If and when any of these starts constraining a live decision, this page changes first. A mechanism that exists is not a mechanism that runs.
3. CRPS Forecast Scoring
For macro / geopolitical forecasts (output: continuous distribution with p10/p50/p90 quantiles), we evaluate quality through the Continuous Ranked Probability Score — a proper scoring rule that penalizes both bias and over/under-confidence.
CRPS(F, x) = ∫ (F(y) − 𝟙{y ≥ x})² dywhere F is the predicted CDF and x is the observed realization.
Quantile validation (post-ses.175)
Quantiles must respect the natural ordering p10 ≤ p50 ≤ p90. Starting with ses.175, an auto-repair guard detects crossing (rare, but possible when personas diverge) and re-orders the quantiles before scoring, with logging for audit.
Per-category rolling aggregation
CRPS is not a global score — we aggregate it per category (rates, conflict, election, energy, etc.) on rolling 30/90-day windows. The internal leaderboard shows mean / median / p90 / sample count per category; values below 0.15 are considered excellent, 0.15–0.30 acceptable, above 0.30 problematic.
Implemented in lib/forecast/calibration/crps.ts + crpsRolling.ts (ses.172 N-05).

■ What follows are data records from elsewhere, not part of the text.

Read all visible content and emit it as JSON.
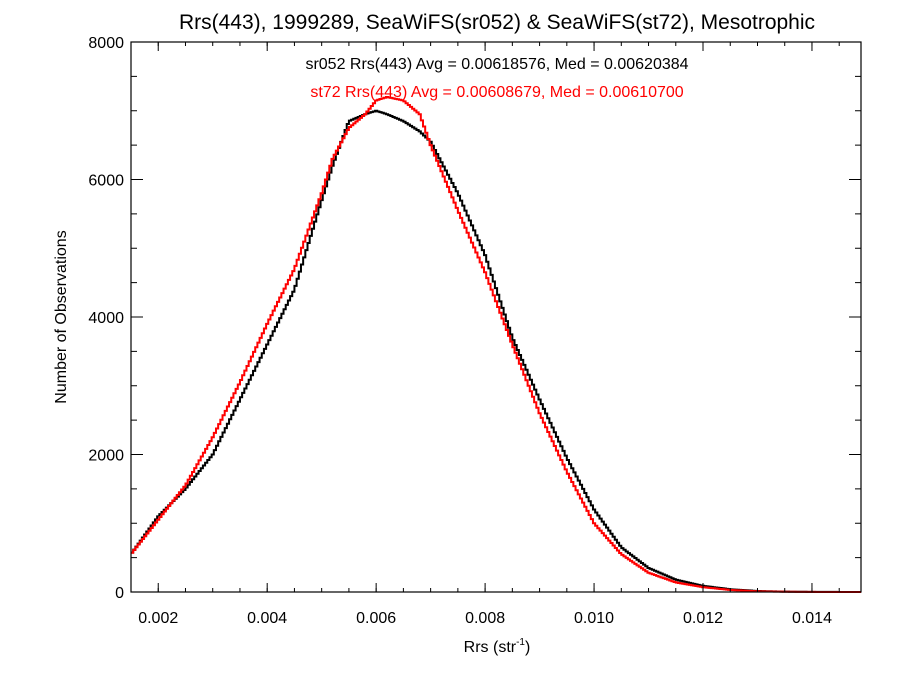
{
  "chart_data": {
    "type": "line",
    "title": "Rrs(443), 1999289, SeaWiFS(sr052) & SeaWiFS(st72), Mesotrophic",
    "xlabel_main": "Rrs (str",
    "xlabel_sup": "-1",
    "xlabel_close": ")",
    "ylabel": "Number of Observations",
    "xlim": [
      0.0015,
      0.0149
    ],
    "ylim": [
      0,
      8000
    ],
    "x_ticks": [
      0.002,
      0.004,
      0.006,
      0.008,
      0.01,
      0.012,
      0.014
    ],
    "x_tick_labels": [
      "0.002",
      "0.004",
      "0.006",
      "0.008",
      "0.010",
      "0.012",
      "0.014"
    ],
    "y_ticks": [
      0,
      2000,
      4000,
      6000,
      8000
    ],
    "y_tick_labels": [
      "0",
      "2000",
      "4000",
      "6000",
      "8000"
    ],
    "grid": false,
    "step_style": true,
    "series": [
      {
        "name": "sr052",
        "color": "#000000",
        "stats_label": "sr052 Rrs(443) Avg = 0.00618576, Med = 0.00620384",
        "x": [
          0.0015,
          0.002,
          0.0025,
          0.003,
          0.0035,
          0.004,
          0.0045,
          0.005,
          0.0052,
          0.0055,
          0.0058,
          0.006,
          0.0062,
          0.0065,
          0.0068,
          0.007,
          0.0075,
          0.008,
          0.0085,
          0.009,
          0.0095,
          0.01,
          0.0105,
          0.011,
          0.0115,
          0.012,
          0.0125,
          0.013,
          0.0135,
          0.014,
          0.0149
        ],
        "y": [
          550,
          1100,
          1500,
          2000,
          2800,
          3600,
          4400,
          5700,
          6200,
          6850,
          6950,
          7000,
          6950,
          6850,
          6700,
          6550,
          5800,
          4900,
          3700,
          2800,
          1950,
          1200,
          650,
          350,
          180,
          90,
          40,
          15,
          5,
          2,
          0
        ]
      },
      {
        "name": "st72",
        "color": "#ff0000",
        "stats_label": "st72 Rrs(443) Avg = 0.00608679, Med = 0.00610700",
        "x": [
          0.0015,
          0.002,
          0.0025,
          0.003,
          0.0035,
          0.004,
          0.0045,
          0.005,
          0.0052,
          0.0055,
          0.0058,
          0.006,
          0.0062,
          0.0065,
          0.0068,
          0.007,
          0.0075,
          0.008,
          0.0085,
          0.009,
          0.0095,
          0.01,
          0.0105,
          0.011,
          0.0115,
          0.012,
          0.0125,
          0.013,
          0.0135,
          0.014,
          0.0149
        ],
        "y": [
          550,
          1050,
          1550,
          2250,
          3050,
          3900,
          4700,
          5800,
          6300,
          6750,
          6950,
          7150,
          7200,
          7150,
          6950,
          6500,
          5550,
          4650,
          3600,
          2600,
          1750,
          1000,
          550,
          280,
          140,
          70,
          30,
          10,
          4,
          1,
          0
        ]
      }
    ]
  }
}
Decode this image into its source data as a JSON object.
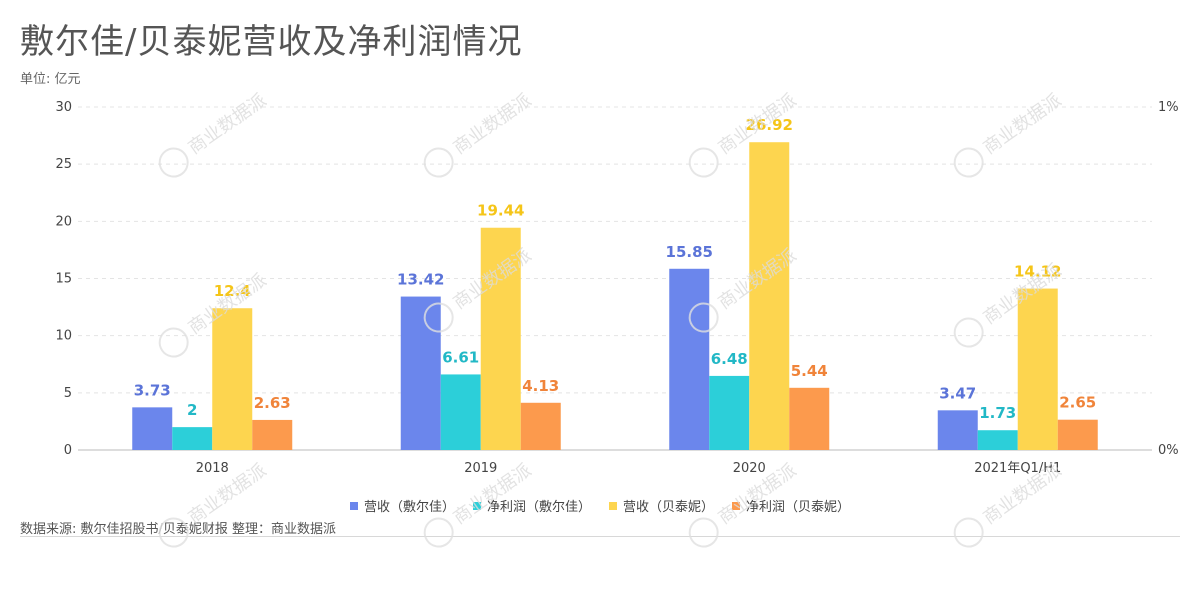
{
  "title": "敷尔佳/贝泰妮营收及净利润情况",
  "unit_label": "单位: 亿元",
  "source_line": "数据来源: 敷尔佳招股书/贝泰妮财报   整理：商业数据派",
  "watermark_text": "商业数据派",
  "chart_data": {
    "type": "bar",
    "categories": [
      "2018",
      "2019",
      "2020",
      "2021年Q1/H1"
    ],
    "series": [
      {
        "name": "营收（敷尔佳）",
        "color": "#6b86ec",
        "label_color": "#5b74d8",
        "values": [
          3.73,
          13.42,
          15.85,
          3.47
        ],
        "labels": [
          "3.73",
          "13.42",
          "15.85",
          "3.47"
        ]
      },
      {
        "name": "净利润（敷尔佳）",
        "color": "#2ccfd9",
        "label_color": "#22b8c6",
        "values": [
          2,
          6.61,
          6.48,
          1.73
        ],
        "labels": [
          "2",
          "6.61",
          "6.48",
          "1.73"
        ]
      },
      {
        "name": "营收（贝泰妮）",
        "color": "#fdd54f",
        "label_color": "#f5c518",
        "values": [
          12.4,
          19.44,
          26.92,
          14.12
        ],
        "labels": [
          "12.4",
          "19.44",
          "26.92",
          "14.12"
        ]
      },
      {
        "name": "净利润（贝泰妮）",
        "color": "#fc9a4d",
        "label_color": "#f0843a",
        "values": [
          2.63,
          4.13,
          5.44,
          2.65
        ],
        "labels": [
          "2.63",
          "4.13",
          "5.44",
          "2.65"
        ]
      }
    ],
    "ylim": [
      0,
      30
    ],
    "y_ticks": [
      "0",
      "5",
      "10",
      "15",
      "20",
      "25",
      "30"
    ],
    "y2_ticks": [
      "0%",
      "1%"
    ],
    "grid": true,
    "legend_position": "bottom"
  }
}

4. Persona Divergence Labels
The Multi-LLM Council uses several independent voices (Anthropic, OpenAI, Google, xAI; active set varies with budget allocation). For each scoring cycle, we measure how aligned the verdicts are via standard deviation and entropy over the scores.
- CONSENSUS — low stdev + low entropy. The voices converge to the same verdict. High confidence.
- MIXED — moderate stdev. Voices aligned on direction, but with different magnitudes.
- CHAOS — high stdev + high entropy. Voices are fundamentally disagreeing. Treated with reduced confidence and different routing at synthesis.
System-level impact
- Synthesis routing: CONSENSUS routes to the cheapest model tier, CHAOS routes to the strongest one — the harder the disagreement, the more capacity we spend arbitrating it.
- Cache TTL (POST-12): CONSENSUS results can be cached more aggressively; CHAOS forces re-evaluation on the next cycle.
- Confidence dampening: CHAOS applies an informational penalty to the final score, signalling that the models do not “know” with certainty.
Implemented in lib/multiLLM/personaDivergence.ts (ses.172 N-06). The label is persisted on every signal in the SignalSnapshot.divergenceAdj field and is visible on the AI Council page.
Past performance does not guarantee future results. All metrics are computed from historically closed signals and are informational, not prescriptive. Our sample is small; read the confidence interval, not just the headline. Cryptocurrency trading involves significant risk of loss.